Dans la province de l’Alberta, des milliers de kilomètres de fossés routiers sont fauchés chaque année, et le fauchage est souvent payé par les contribuables albertains. Ces milliers de kilomètres de fauche s’ajoutent aux milliers d’acres de fourrage qui sont coupés et laissés dans les fossés. Il pourrait être utilisé pour fournir des aliments aux fermières de l’Alberta qui manquent cruellement de nourriture.
Certains diront qu’il s’agit d’aliments de faible qualité. Je n’ai pas de réponse car je n’ai jamais fait tester ce matériau, mais il s’agit d’un aliment qui pourrait être utilisé pour remplir la panse du bétail.

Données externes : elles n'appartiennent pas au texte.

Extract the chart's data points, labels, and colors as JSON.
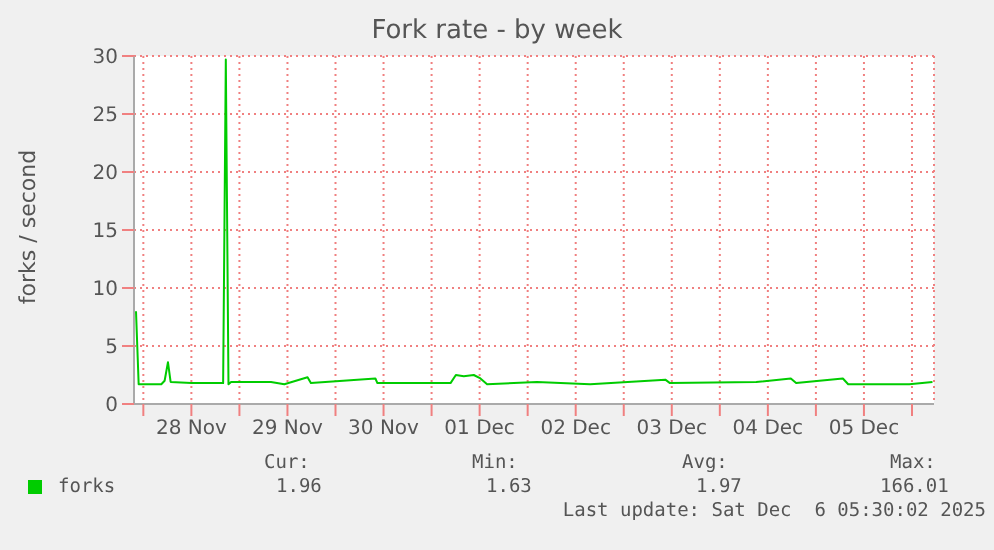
{
  "chart_data": {
    "type": "line",
    "title": "Fork rate - by week",
    "ylabel": "forks / second",
    "x": [
      "2025-11-27T22:10",
      "2025-11-27T22:50",
      "2025-11-28T04:29",
      "2025-11-28T05:19",
      "2025-11-28T06:09",
      "2025-11-28T06:49",
      "2025-11-28T12:00",
      "2025-11-28T19:56",
      "2025-11-28T20:36",
      "2025-11-28T21:16",
      "2025-11-28T21:55",
      "2025-11-29T07:53",
      "2025-11-29T11:13",
      "2025-11-29T17:01",
      "2025-11-29T17:51",
      "2025-11-30T09:58",
      "2025-11-30T10:28",
      "2025-12-01T04:44",
      "2025-12-01T06:04",
      "2025-12-01T08:03",
      "2025-12-01T10:32",
      "2025-12-01T12:12",
      "2025-12-01T13:52",
      "2025-12-02T02:19",
      "2025-12-02T15:36",
      "2025-12-03T10:23",
      "2025-12-03T11:33",
      "2025-12-04T09:06",
      "2025-12-04T17:44",
      "2025-12-04T19:04",
      "2025-12-05T06:44",
      "2025-12-05T08:04",
      "2025-12-05T23:20",
      "2025-12-06T05:07"
    ],
    "series": [
      {
        "name": "forks",
        "color": "#00cc00",
        "values": [
          8.0,
          1.7,
          1.7,
          2.0,
          3.6,
          1.9,
          1.8,
          1.8,
          29.7,
          1.7,
          1.9,
          1.9,
          1.7,
          2.3,
          1.8,
          2.2,
          1.8,
          1.8,
          2.5,
          2.4,
          2.5,
          2.2,
          1.7,
          1.9,
          1.7,
          2.1,
          1.8,
          1.9,
          2.2,
          1.8,
          2.2,
          1.7,
          1.7,
          1.9
        ]
      }
    ],
    "xlim": [
      "2025-11-27T21:40",
      "2025-12-06T05:30"
    ],
    "xticks": [
      {
        "value": "2025-11-28",
        "label": null
      },
      {
        "value": "2025-11-28T12:00",
        "label": "28 Nov"
      },
      {
        "value": "2025-11-29",
        "label": null
      },
      {
        "value": "2025-11-29T12:00",
        "label": "29 Nov"
      },
      {
        "value": "2025-11-30",
        "label": null
      },
      {
        "value": "2025-11-30T12:00",
        "label": "30 Nov"
      },
      {
        "value": "2025-12-01",
        "label": null
      },
      {
        "value": "2025-12-01T12:00",
        "label": "01 Dec"
      },
      {
        "value": "2025-12-02",
        "label": null
      },
      {
        "value": "2025-12-02T12:00",
        "label": "02 Dec"
      },
      {
        "value": "2025-12-03",
        "label": null
      },
      {
        "value": "2025-12-03T12:00",
        "label": "03 Dec"
      },
      {
        "value": "2025-12-04",
        "label": null
      },
      {
        "value": "2025-12-04T12:00",
        "label": "04 Dec"
      },
      {
        "value": "2025-12-05",
        "label": null
      },
      {
        "value": "2025-12-05T12:00",
        "label": "05 Dec"
      },
      {
        "value": "2025-12-06",
        "label": null
      }
    ],
    "ylim": [
      0,
      30
    ],
    "yticks": [
      0,
      5,
      10,
      15,
      20,
      25,
      30
    ],
    "grid": true,
    "legend": "bottom left",
    "marker": "none",
    "line_style": "solid",
    "annotations": [
      "Cur:",
      "Min:",
      "Avg:",
      "Max:",
      "1.96",
      "1.63",
      "1.97",
      "166.01",
      "Last update: Sat Dec  6 05:30:02 2025"
    ]
  }
}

Peut-être faudrait-il le compléter par des aliments de valeur supérieure pour donner aux animaux l’énergie dont ils ont besoin pour passer l’hiver et porter leurs petits jusqu’à la naissance.

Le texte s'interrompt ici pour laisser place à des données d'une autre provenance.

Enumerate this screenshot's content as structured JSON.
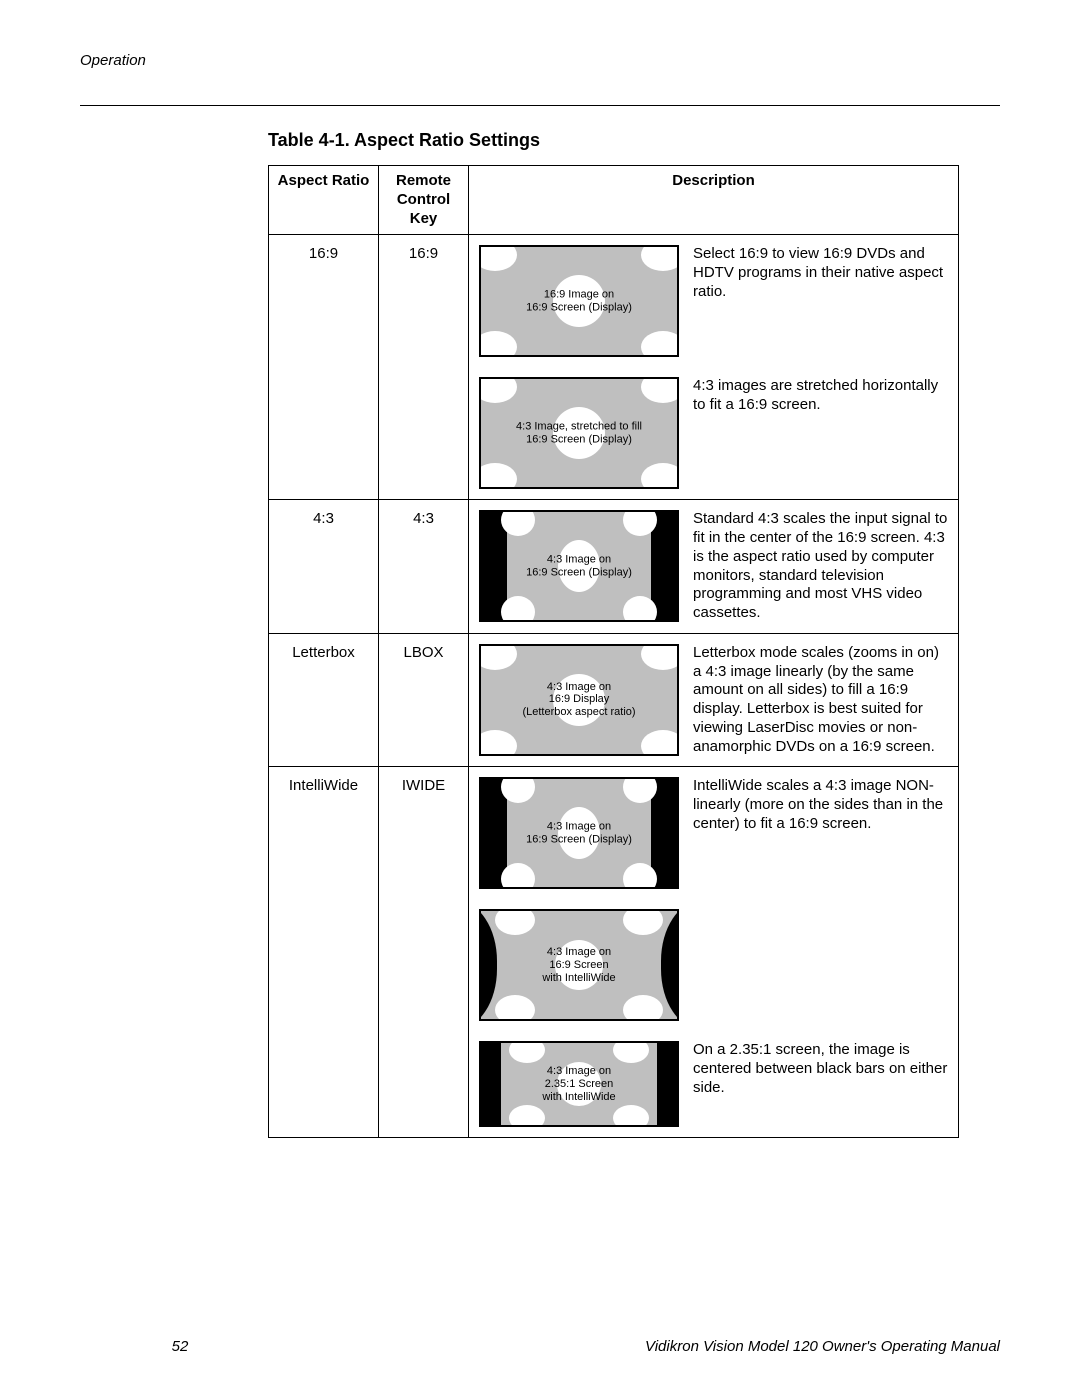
{
  "meta": {
    "section_label": "Operation",
    "page_number": "52",
    "manual_title": "Vidikron Vision Model 120 Owner's Operating Manual",
    "table_title": "Table 4-1. Aspect Ratio Settings"
  },
  "style": {
    "page_bg": "#ffffff",
    "text_color": "#000000",
    "table_border": "#000000",
    "diagram_frame": "#000000",
    "diagram_active": "#bfbfbf",
    "ellipse_fill": "#ffffff",
    "body_font": "Myriad Pro / Helvetica / Arial",
    "title_fontsize_pt": 13,
    "body_fontsize_pt": 11,
    "caption_fontsize_pt": 8
  },
  "columns": {
    "aspect_ratio": "Aspect Ratio",
    "remote_key": "Remote Control Key",
    "description": "Description"
  },
  "rows": [
    {
      "id": "16_9",
      "aspect_ratio": "16:9",
      "remote_key": "16:9",
      "blocks": [
        {
          "diagram_type": "full169",
          "caption_line1": "16:9 Image on",
          "caption_line2": "16:9 Screen (Display)",
          "text": "Select 16:9 to view 16:9 DVDs and HDTV programs in their native aspect ratio."
        },
        {
          "diagram_type": "full169",
          "caption_line1": "4:3 Image, stretched to fill",
          "caption_line2": "16:9 Screen (Display)",
          "text": "4:3 images are stretched horizontally to fit a 16:9 screen."
        }
      ]
    },
    {
      "id": "4_3",
      "aspect_ratio": "4:3",
      "remote_key": "4:3",
      "blocks": [
        {
          "diagram_type": "pillar43",
          "caption_line1": "4:3 Image on",
          "caption_line2": "16:9 Screen (Display)",
          "text": "Standard 4:3 scales the input signal to fit in the center of the 16:9 screen. 4:3 is the aspect ratio used by computer monitors, standard television programming and most VHS video cassettes."
        }
      ]
    },
    {
      "id": "letterbox",
      "aspect_ratio": "Letterbox",
      "remote_key": "LBOX",
      "blocks": [
        {
          "diagram_type": "full169",
          "caption_line1": "4:3 Image on",
          "caption_line2": "16:9 Display",
          "caption_line3": "(Letterbox aspect ratio)",
          "text": "Letterbox mode scales (zooms in on) a 4:3 image linearly (by the same amount on all sides) to fill a 16:9 display.\nLetterbox is best suited for viewing LaserDisc movies or non-anamorphic DVDs on a 16:9 screen."
        }
      ]
    },
    {
      "id": "intelliwide",
      "aspect_ratio": "IntelliWide",
      "remote_key": "IWIDE",
      "blocks": [
        {
          "diagram_type": "pillar43",
          "caption_line1": "4:3 Image on",
          "caption_line2": "16:9 Screen (Display)",
          "text": "IntelliWide scales a 4:3 image NON-linearly (more on the sides than in the center) to fit a 16:9 screen."
        },
        {
          "diagram_type": "iwide",
          "caption_line1": "4:3 Image on",
          "caption_line2": "16:9 Screen",
          "caption_line3": "with IntelliWide",
          "text": ""
        },
        {
          "diagram_type": "cine235",
          "caption_line1": "4:3 Image on",
          "caption_line2": "2.35:1 Screen",
          "caption_line3": "with IntelliWide",
          "text": "On a 2.35:1 screen, the image is centered between black bars on either side."
        }
      ]
    }
  ]
}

Il existe un argument selon lequel les balles rondes laissées dans les fossés après la mise en balles et avant le ramassage présentent un danger pour le public qui emprunte les routes et qui risque de les heurter lorsqu’elles tombent dans les fossés. C’est possible, je suppose, mais je dirais qu’il n’y a pas plus de risque que le public heurte le matériel de fauchage pendant qu’il fauche. L’ensilage des graminées peut être un moyen pratique d’atténuer ce problème.
Des infrastructures et une planification seraient nécessaires pour faire de cette idée une réalité, ainsi qu’un gouvernement désireux de mettre en œuvre la solution, en particulier si l’on choisit l’ensilage pour récolter et utiliser les herbes des fossés. Il faudrait disposer de l’équipement nécessaire pour transformer les herbes en aliments pour animaux et de zones de stockage pour conserver l’ensilage jusqu’à ce qu’il soit ramassé et livré aux différentes exploitations agricoles qui ont besoin d’aliments complémentaires.
Les contribuables paient déjà la facture pour le fauchage des fossés et, dans certains cas, ils paient également les fonds des programmes de soutien aux fermières qui n’ont pas d’aliments pour animaux. Une redevance de recouvrement des coûts par tonne pourrait être mise en place pour ceux qui utilisent les aliments pour animaux, car les fermières sont à la recherche d’un coup de pouce et non d’une aumône, et d’un moyen de survivre.
Sur nos autoroutes, nous disposons de relais routiers où les voyageurs peuvent s’arrêter pour se reposer, vérifier leur véhicule ou jeter leurs ordures. Nous pourrions développer des aiguillages similaires sur les autoroutes pour stocker le fourrage jusqu’à ce qu’il soit ramassé et nourri.
Le contribuable en aurait pour son argent en transformant les déchets d’herbe de la fauche en aliments pour animaux et en aidant ses fermières à maintenir leurs troupeaux en période de sécheresse et de pénurie d’aliments pour animaux. Elle devrait également contribuer à réduire le coût des denrées alimentaires dans les magasins, qui utilisent la même excuse pour augmenter les prix : la pénurie ou la fixation des prix en fonction du marché.
Comme pour tout nouveau système, des problèmes potentiels peuvent survenir, mais nous sommes capables de les résoudre si nous nous y mettons.
Notre environnement semble changer. Nous pouvons nous enfoncer la tête dans le sable et l’ignorer, ou nous pouvons admettre qu’il se passe quelque chose et élaborer des stratégies pour en atténuer les effets.
Le rôle du gouvernement est de gouverner pour le bien commun. Je propose que la province envisage de transformer le fourrage des fossés en ensilage ou de le mettre en balles et de le mettre à la disposition des fermières.
Il y a quarante ans, en Alberta, la population et les dirigeants politiques avaient l’attitude « Can Do », alors qu’aujourd’hui, nous avons l’attitude « Can’t Do it ». Nous devons changer notre façon de penser et de nous comporter et retrouver notre attitude « Can Do It » et l’associer à l’attitude « We
devons
le faire ».
Je pense qu’il est possible et souhaitable de sortir des sentiers battus et d’envisager des choses telles que l’exploitation des fossés pour nourrir le bétail. Alors, allons-y!
Neil Peacock
Neil Peacock est membre depuis 20 ans de la Nationale des Fermiers, région 7 (Alberta). Eleveur albertain de troisième génération et propriétaire d’une petite entreprise, Neil et sa femme Cathy élèvent des bovins de race pure Pinzgauer dans la région de la paix de l’Alberta.